Cerita Foto: Lanskap Banda Aceh Sekasatan Mata

in #ocd4 years ago

IMG_20200809_192804_587.jpg

PERTAMA SEKALI aku tinggal di Banda Aceh pada tahun 2003. Ini tahun pertama aku kuliah, dan setelah bertahun-tahun selesai, aku memutuskan tetap tinggal di kota ini meski dengan syarat: gonta-ganti rumah kontrakan.

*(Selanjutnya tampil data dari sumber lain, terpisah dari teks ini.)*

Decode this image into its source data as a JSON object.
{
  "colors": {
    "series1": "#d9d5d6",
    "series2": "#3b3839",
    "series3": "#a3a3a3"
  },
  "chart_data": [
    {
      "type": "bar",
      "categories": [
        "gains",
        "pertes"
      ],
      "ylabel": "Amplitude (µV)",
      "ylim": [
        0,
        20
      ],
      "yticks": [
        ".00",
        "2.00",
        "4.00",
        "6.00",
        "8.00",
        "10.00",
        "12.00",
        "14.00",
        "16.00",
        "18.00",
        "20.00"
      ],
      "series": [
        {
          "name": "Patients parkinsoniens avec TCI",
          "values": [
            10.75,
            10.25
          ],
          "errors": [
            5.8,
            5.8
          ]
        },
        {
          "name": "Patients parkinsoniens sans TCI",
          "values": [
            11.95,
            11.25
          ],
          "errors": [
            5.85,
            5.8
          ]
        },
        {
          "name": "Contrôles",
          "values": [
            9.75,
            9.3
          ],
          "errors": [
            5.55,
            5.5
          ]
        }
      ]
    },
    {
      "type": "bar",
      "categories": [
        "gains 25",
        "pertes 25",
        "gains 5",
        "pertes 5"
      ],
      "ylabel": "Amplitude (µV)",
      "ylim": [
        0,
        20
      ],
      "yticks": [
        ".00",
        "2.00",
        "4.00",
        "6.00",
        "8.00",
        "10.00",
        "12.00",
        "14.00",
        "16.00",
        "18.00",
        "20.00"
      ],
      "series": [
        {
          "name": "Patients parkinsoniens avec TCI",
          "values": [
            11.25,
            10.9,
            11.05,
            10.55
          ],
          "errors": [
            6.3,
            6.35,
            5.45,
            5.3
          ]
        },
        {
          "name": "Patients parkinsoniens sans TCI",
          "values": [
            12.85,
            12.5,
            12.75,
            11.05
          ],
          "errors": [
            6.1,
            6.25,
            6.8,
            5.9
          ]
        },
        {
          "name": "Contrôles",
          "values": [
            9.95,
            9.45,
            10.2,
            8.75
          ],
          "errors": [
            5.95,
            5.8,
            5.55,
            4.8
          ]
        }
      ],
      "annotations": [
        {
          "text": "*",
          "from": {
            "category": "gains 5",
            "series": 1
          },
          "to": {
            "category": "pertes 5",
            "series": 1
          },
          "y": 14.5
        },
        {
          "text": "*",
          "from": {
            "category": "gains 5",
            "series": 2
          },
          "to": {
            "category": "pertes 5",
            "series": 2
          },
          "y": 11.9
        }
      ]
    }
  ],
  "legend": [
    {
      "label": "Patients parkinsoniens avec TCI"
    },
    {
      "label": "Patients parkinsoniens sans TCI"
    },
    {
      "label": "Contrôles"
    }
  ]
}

Ada banyak perkara yang membuatku punya keputusan untuk tinggal di sini, tapi satu alasan terbesarnya adalah bersebab kontur alamnya. Kota ini dibelah oleh sebilah sungai--Krueng Aceh, yang berhulu di Cot Seukek (kecamatan?) Kabupaten Aceh Besar dan mulut hilirnya adalah bibir Kuala Lampulo dan Gampong Jawa, menganga menghadap satu kelokan jalur laut tersibuk; Selat Malaka dan Samudera Hindia.

Oleh sebab Banda Aceh berada di ujung barat sudut paling lancip Pulau Sumatera, dari ketinggian, lanskap kota ini tampak dikelilingi sebilah dinding raksasa. Sekilasan, tiga puncak gunung di Pulo Weh di utara, gugusan Pulo Nasi dan Pulo Breueh di barat laut, bentang perbukitan Goh Leumo sebelah barat yang menyambung dengan perbukitan lainnya di bagian barat daya hingga ke selatan, adalah penegas bahwa kota ini menyempil di antara bentangan benteng alam yang kokoh, yang pintu masuknya hanya berupa selat kecil antara Pulo Weh, Pulo Breueh dan Pulo Nasi. Selebihnya, di timur, puncak Seulawah Agam yang bertengger di ketinggian 1800-an mdpl terus menerus mengawasi kota ini dengan ketenangan dan keheningannya yang mistis.

IMG_20200809_192804_586.jpg

IMG_20200809_154322.jpg

Dengan lanskap dasar begitu rupa, tak berlebihanlah jika orang-orang terdahulu, dalam kurun waktu beratus-ratus tahun sebelumnya menjadikan tempat ini menjadi kota, ibukota, pusat peradaban yang di sela-selanya berkecamuk pelbagai kepentingan hingga memicu banyak fase perang. Dan, memang. Kota Banda Aceh tercatat sebagai salah satu kota tua di sekujur Sumatera. Umurnya, sebagaimana dicatat oleh ahli sejarah, berkisar 800-an tahun lebih. Kurun waktu cukup panjang untuk diisi dengan jutaan tragedi, lelucon, skandal, seteru, persekongkolan jahanam, pembantaian atau bahkan pemusnahan.

Kota Banda Aceh bergeming untuk segala wujud petaka. Aku terkesima pada kebergemingannya, pada kebisuannya, kebutaannya, ketuliannya. Juga pada aura tak karuannya, aura yang agak susah untuk dijabarkan dalam deret kalimat. Namun kontur alam yang melingkupinya seakan menegaskan bahwa segala petingkah orang-orang yang mendiaminya, dari generasi ke generasi, tak pernah luput dari penglihatannya, pendengarannya, dan dari tahun ke tahun ia merasakan ketulian, kebutaan, dan kebisuannya kian sempurna.